Refuting and Correcting BYU’s False Doctrine on the Origin of Man #48 - Elder Samuel O. Bennion Attacks the Theory of Evolution

 (by Dennis B. Horne)

            In the first half of the 20th century Samuel O. Bennion served a lengthy term as a mission president and was then called as a member of the First Council of the Seventy (he died in 1945). He is almost completely unknown (outside of historical circles) to members of the Church today. Yet his influence during his time was significant. He was one who was not going to lay down for the biologists and other scientists of his day that sought to push evolution on everyone. So at a time when the subject was a hot-button issue, he spoke vigorously against it in general conference, of which the below are excerpts from his address:


            It is more necessary than it has ever been, it appears to me, that the Latter-day Saints should familiarize themselves with the revelations of God to his people in this day, when doubt and theory are everywhere present, leading so many of the children of men away from God. . . .

            Had it not been for revelation from our Father in heaven to the Prophet Joseph Smith, the entire world would be perishing in unbelief, and the correct form of worship would not be known in the earth, neither would there be the certain knowledge that God lives. Thousands of our young people throughout the land today are being taught the Darwinian theory, and many of them are accepting it as a fact, and not as a theory, which it is.
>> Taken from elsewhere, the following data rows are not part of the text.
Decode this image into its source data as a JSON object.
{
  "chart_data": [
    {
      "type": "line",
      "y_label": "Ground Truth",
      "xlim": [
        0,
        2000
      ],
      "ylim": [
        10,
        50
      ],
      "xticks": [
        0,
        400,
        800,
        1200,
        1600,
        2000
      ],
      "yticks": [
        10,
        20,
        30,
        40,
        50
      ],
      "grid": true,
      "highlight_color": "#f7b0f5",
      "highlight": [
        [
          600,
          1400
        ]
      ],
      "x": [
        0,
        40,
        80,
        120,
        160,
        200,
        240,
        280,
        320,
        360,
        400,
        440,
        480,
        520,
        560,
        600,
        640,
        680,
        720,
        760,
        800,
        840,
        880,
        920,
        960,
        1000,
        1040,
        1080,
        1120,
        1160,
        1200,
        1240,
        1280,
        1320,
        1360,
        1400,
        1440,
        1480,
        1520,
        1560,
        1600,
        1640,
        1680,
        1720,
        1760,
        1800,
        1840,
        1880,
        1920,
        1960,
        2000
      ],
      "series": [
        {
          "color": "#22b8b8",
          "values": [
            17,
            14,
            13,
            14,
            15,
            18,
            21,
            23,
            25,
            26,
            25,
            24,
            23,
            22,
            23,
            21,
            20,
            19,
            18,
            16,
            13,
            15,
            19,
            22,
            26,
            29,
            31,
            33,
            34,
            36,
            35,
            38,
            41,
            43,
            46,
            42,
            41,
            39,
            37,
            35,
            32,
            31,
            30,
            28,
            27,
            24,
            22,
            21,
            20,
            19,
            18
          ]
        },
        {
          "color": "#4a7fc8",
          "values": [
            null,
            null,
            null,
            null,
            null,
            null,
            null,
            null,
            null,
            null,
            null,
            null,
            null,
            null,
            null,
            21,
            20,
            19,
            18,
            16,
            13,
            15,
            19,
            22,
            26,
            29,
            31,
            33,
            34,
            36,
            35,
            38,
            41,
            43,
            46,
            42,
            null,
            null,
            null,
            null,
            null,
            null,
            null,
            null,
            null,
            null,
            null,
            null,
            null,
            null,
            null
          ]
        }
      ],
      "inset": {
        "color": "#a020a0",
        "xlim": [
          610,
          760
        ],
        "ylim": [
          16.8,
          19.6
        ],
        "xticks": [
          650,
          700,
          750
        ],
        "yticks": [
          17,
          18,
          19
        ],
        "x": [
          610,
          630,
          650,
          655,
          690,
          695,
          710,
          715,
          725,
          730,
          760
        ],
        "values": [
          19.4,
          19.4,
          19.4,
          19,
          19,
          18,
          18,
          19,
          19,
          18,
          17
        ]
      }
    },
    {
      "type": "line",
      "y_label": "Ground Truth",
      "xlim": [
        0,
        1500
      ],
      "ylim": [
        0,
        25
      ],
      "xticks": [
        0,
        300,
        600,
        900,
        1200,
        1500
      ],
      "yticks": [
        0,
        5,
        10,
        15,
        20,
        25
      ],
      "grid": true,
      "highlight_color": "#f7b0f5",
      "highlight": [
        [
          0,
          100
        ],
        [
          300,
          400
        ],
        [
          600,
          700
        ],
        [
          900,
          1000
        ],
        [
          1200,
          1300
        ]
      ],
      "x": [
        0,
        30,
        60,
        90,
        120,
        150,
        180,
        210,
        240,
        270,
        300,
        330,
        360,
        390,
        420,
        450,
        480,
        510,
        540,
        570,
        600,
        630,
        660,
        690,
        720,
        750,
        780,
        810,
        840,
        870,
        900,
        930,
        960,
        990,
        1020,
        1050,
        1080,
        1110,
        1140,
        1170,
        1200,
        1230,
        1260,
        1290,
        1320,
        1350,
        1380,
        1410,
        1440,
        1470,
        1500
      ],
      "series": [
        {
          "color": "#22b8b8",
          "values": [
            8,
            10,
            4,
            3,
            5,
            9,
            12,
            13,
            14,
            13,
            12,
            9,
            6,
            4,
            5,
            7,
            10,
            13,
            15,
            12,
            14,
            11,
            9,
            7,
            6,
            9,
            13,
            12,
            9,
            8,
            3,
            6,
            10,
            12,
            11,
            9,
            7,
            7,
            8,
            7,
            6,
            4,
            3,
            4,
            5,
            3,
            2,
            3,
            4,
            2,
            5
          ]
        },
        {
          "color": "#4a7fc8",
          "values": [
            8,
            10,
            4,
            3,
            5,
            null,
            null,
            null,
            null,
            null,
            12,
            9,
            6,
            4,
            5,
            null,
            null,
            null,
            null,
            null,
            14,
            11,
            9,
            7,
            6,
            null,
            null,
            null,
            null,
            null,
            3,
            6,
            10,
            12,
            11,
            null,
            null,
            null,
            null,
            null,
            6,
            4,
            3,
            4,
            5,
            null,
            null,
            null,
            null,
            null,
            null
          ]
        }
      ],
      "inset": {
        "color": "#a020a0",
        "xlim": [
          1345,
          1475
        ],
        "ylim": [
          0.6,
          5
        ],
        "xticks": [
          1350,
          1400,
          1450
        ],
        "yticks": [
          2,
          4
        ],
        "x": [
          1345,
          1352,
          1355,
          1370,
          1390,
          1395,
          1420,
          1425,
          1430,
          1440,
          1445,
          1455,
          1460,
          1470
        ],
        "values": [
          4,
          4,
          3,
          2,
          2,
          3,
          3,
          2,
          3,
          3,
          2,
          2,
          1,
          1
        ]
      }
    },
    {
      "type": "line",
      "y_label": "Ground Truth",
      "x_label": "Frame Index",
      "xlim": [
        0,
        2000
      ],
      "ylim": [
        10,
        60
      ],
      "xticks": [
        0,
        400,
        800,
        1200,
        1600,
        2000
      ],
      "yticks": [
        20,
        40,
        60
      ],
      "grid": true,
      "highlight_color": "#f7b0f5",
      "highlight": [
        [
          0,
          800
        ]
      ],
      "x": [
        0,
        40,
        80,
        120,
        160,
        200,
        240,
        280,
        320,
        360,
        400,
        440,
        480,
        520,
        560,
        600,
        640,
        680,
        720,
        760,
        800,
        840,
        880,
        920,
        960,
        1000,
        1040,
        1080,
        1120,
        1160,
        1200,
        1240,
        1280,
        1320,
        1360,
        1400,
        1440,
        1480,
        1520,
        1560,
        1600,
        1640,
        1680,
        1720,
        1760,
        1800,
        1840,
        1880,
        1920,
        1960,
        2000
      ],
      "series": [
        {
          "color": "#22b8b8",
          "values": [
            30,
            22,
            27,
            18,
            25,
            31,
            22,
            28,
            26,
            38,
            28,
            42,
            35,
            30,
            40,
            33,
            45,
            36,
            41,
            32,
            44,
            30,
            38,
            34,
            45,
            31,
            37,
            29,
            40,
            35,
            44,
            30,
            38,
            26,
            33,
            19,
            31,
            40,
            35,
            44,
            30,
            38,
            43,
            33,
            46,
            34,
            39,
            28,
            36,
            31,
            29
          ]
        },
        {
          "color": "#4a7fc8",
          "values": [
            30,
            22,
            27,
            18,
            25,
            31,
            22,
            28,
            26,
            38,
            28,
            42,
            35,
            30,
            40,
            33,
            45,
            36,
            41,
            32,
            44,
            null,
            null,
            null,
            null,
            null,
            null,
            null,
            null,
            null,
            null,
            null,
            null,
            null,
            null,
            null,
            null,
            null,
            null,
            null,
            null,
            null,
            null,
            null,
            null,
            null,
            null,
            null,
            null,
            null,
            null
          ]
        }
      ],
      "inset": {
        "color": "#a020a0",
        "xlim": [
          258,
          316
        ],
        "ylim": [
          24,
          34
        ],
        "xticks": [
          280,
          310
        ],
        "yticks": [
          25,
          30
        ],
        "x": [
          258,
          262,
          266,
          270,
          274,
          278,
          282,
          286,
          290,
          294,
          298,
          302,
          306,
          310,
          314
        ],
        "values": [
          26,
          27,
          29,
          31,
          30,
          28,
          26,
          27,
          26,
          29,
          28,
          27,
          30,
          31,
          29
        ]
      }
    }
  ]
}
The Latter-day Saints believe in the evolution tending to progress, but not according to the theory that is being so prominently placed before the young people of our country in the schools of today.

            There is a lack of faith in God among the children of men, and men are trying in their own wisdom to account for the creation of the world and the creation of the human family. How much better it is to believe in the gospel of Christ, our Lord, as recorded in the Bible, in the Book of Mormon, in the Doctrine and Covenants, and in the Pearl of Great Price. Light and peace and joy come through the study of the holy scriptures. To believe that we are the children of God, and that we are made in his image, is elevating and inspiring, while to believe that we have descended from some lower form of life has no such result. All people take a natural pride in feeling that they have been born of goodly parents, that they come through an honorable line of ancestry. Associated with that, to feel and to know that God is truly our Father, and that we are made in his image, brings true happiness. But were it not for the fact that God revealed himself to the Prophet Joseph Smith in this dispensation, a true knowledge of God could not be found in the earth. If the men who are molding the lives of our young people throughout this great land would give more time to the study of the holy scriptures, they would gain more true knowledge of the origin and purpose of life than they ever will gain from the study of rocks and fossils, and the minds of our young people would receive an inspiration that would lead them to live better lives. . . .

            In my judgment it is wrong to teach the youth of this great nation such theories as would lead them to conclude that we are not truly the children of God, made in his image, as men have testified who have seen God, both in this generation and in the generations of the past. Is it not more reasonable to believe that God made man in his image than it is to believe that we have come up from the lower forms of life? Is it not more reasonable to believe that this world was made by Jesus Christ our Lord, under the direction of God the eternal Father, and that Jesus made the world before he was tabernacled in a body of flesh and bones, as the scriptures testify? Is it not reasonable to believe that God fore-ordained prophets, as we read in Jeremiah, first chapter, and that we were in an ante-mortal state able to act and to perform works under the direction of our eternal Father—the Father of our spirits—who gave us bodies in the beginning, and that our parentage goes back to that eternal Sire who governs and controls the destinies of men, according to their obedience to law?

            I prefer to believe the things that God has revealed to me, by the power of the Holy Ghost, rather than to believe the theories of men who have not that witness. I prefer to believe that God our Father did not leave his sons and daughters here on the earth without a true witness that he is our Father, and that we have been given this earthly existence, with its duties and experiences, to prove ourselves whether we are worthy to be exalted and glorified with his faithful sons and daughters or whether we are not, for if we prove ourselves worthy we can return unto him, and if we do not prove ourselves worthy we cannot return unto him.

            I never saw Joseph Smith, nor any of the eleven witnesses to the Book of Mormon; but I have received a witness from God, through the power of the Holy Ghost, that our heavenly Father and his Son Jesus Christ did appear to the Prophet Joseph, that the men who have testified concerning the Book of Mormon have told the truth, and that the work we are engaged in is truly the work of God. Through this witness I know that I am his son, and that he is my eternal Father, and that neither my body nor any part of it has come from any other form of life than the life that now produces humankind. Our Father's decrees are unalterable, and so are his plans concerning the destiny of the human family. Men may seek by every means conceivable to disprove the truth as God has revealed it to his servants in ancient as well as in modern times; but the time will come, and I bear witness of it, that they will be weighed in the balance and found wanting.